Personally I like the balance generally where it is. I'll accept that I sometimes have to work with people who arn't really the best at their job in exchange for their being some variability in my favor when I'm looking for work (assuming these tests would have rules against me.. which is anyones guess.. ).
That the best times to call him are between the hours of 2 am and 8 am as he is most likely to not be engaged in a phone call. Guess whose getting calls between those hours.
I am Bennett Haselton! I am Bennett Haselton!
This is the typical average response from slashdot readers since most of us can only claim to be better than others rather than actually proving it. Hence, the need to make others smaller. Sadly, much of human interaction falls into this category and its likely that comparisons like that Wolfram's life log provides will only prove that to be true. I wish it weren't so as it would then be easier to find interesting things in slashdot without having to wade to inordinate amounts of self-preening to find interesting tidbits that one can use in one's own life. Then again, we're all human so we have to live with the consequences.

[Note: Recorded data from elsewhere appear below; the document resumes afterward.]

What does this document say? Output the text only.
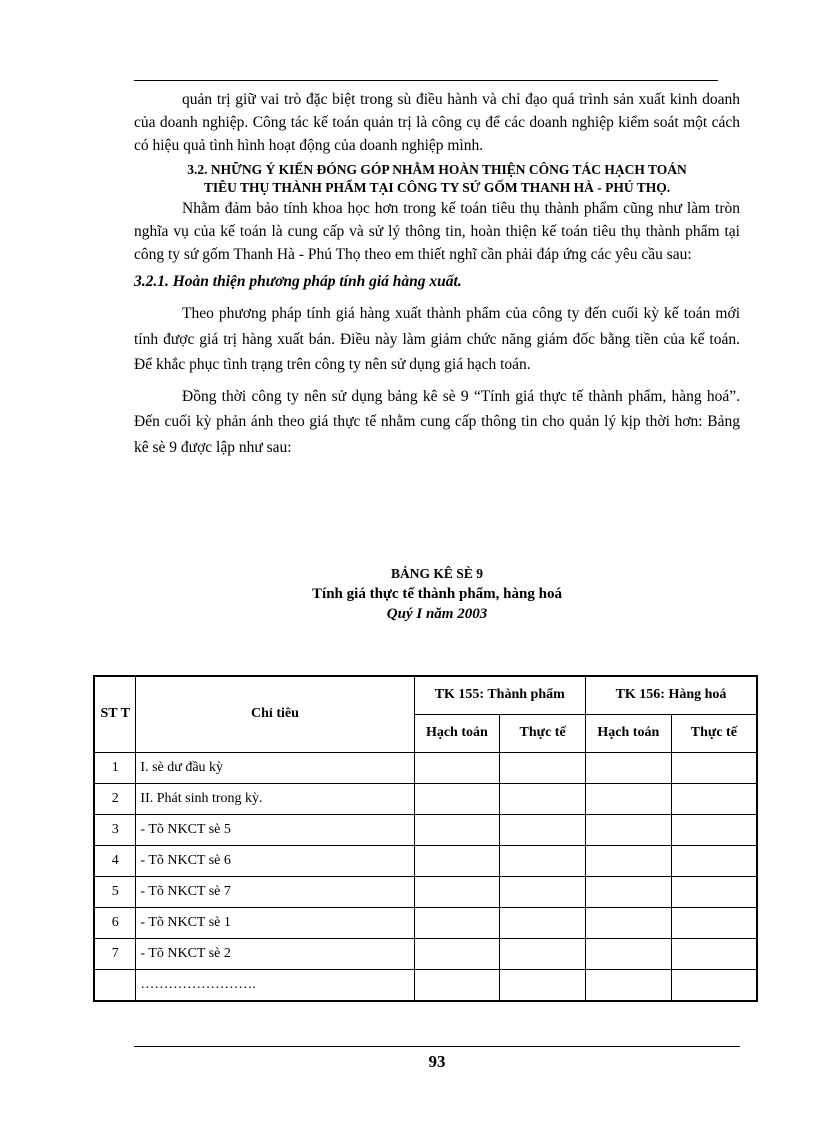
quản trị giữ vai trò đặc biệt trong sù điều hành và chỉ đạo quá trình sản xuất kinh doanh của doanh nghiệp. Công tác kế toán quản trị là công cụ để các doanh nghiệp kiểm soát một cách có hiệu quả tình hình hoạt động của doanh nghiệp mình.

3.2. NHỮNG Ý KIẾN ĐÓNG GÓP NHẰM HOÀN THIỆN CÔNG TÁC HẠCH TOÁN
TIÊU THỤ THÀNH PHẨM TẠI CÔNG TY SỨ GỐM THANH HÀ - PHÚ THỌ.

Nhằm đảm bảo tính khoa học hơn trong kế toán tiêu thụ thành phẩm cũng như làm tròn nghĩa vụ của kế toán là cung cấp và sử lý thông tin, hoàn thiện kế toán tiêu thụ thành phẩm tại công ty sứ gốm Thanh Hà - Phú Thọ theo em thiết nghĩ cần phải đáp ứng các yêu cầu sau:

3.2.1. Hoàn thiện phương pháp tính giá hàng xuất.

Theo phương pháp tính giá hàng xuất thành phẩm của công ty đến cuối kỳ kế toán mới tính được giá trị hàng xuất bán. Điều này làm giảm chức năng giám đốc bằng tiền của kế toán. Để khắc phục tình trạng trên công ty nên sử dụng giá hạch toán.

Đồng thời công ty nên sử dụng bảng kê sè 9 “Tính giá thực tế thành phẩm, hàng hoá”. Đến cuối kỳ phản ánh theo giá thực tế nhằm cung cấp thông tin cho quản lý kịp thời hơn: Bảng kê sè 9 được lập như sau:

BẢNG KÊ SÈ 9
Tính giá thực tế thành phẩm, hàng hoá
Quý I năm 2003
ST T	Chỉ tiêu	TK 155: Thành phẩm		TK 156: Hàng hoá	
		Hạch toán	Thực tế	Hạch toán	Thực tế
1	I. sè dư đầu kỳ				
2	II. Phát sinh trong kỳ.				
3	- Tõ NKCT sè 5				
4	- Tõ NKCT sè 6				
5	- Tõ NKCT sè 7				
6	- Tõ NKCT sè 1				
7	- Tõ NKCT sè 2				
	…………………….				
93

Having access to your own data produces a very positive feedback loop. If you can see your schedule drifting, you can reorient yourself to correct it quickly. I keep track of a few things such as when I wake up, go to sleep, get to work, leave work, and a small handful of personal metrics such as a numeric value for how effective I was at work on a given day.. I've learned a lot from it. For example, I have a better idea now of how my level of engagement (# of hours worked) relates to how effective I am. If I spend a few more hours, I tend to be significantly more engaged. It helps me figure out the difference between burnt out and disinterest. After a crappy week, I might choose to work all weekend or turn off my work email and relax. Depending on what kind of funk I'm in, it can help me decide how to right the ship.
So when I see a boring graph, I see someone who has figured themselves out. It's figuring yourself out so you know what you need to track in order to effectively manage yourself.
The time spent analyzing emails and phone calls could have been spent learning how to write more effective emails, make more effective phone calls etc. Don't analyze your life to death and then brag about it. Organize it so that you maximize your gain for minimum effort.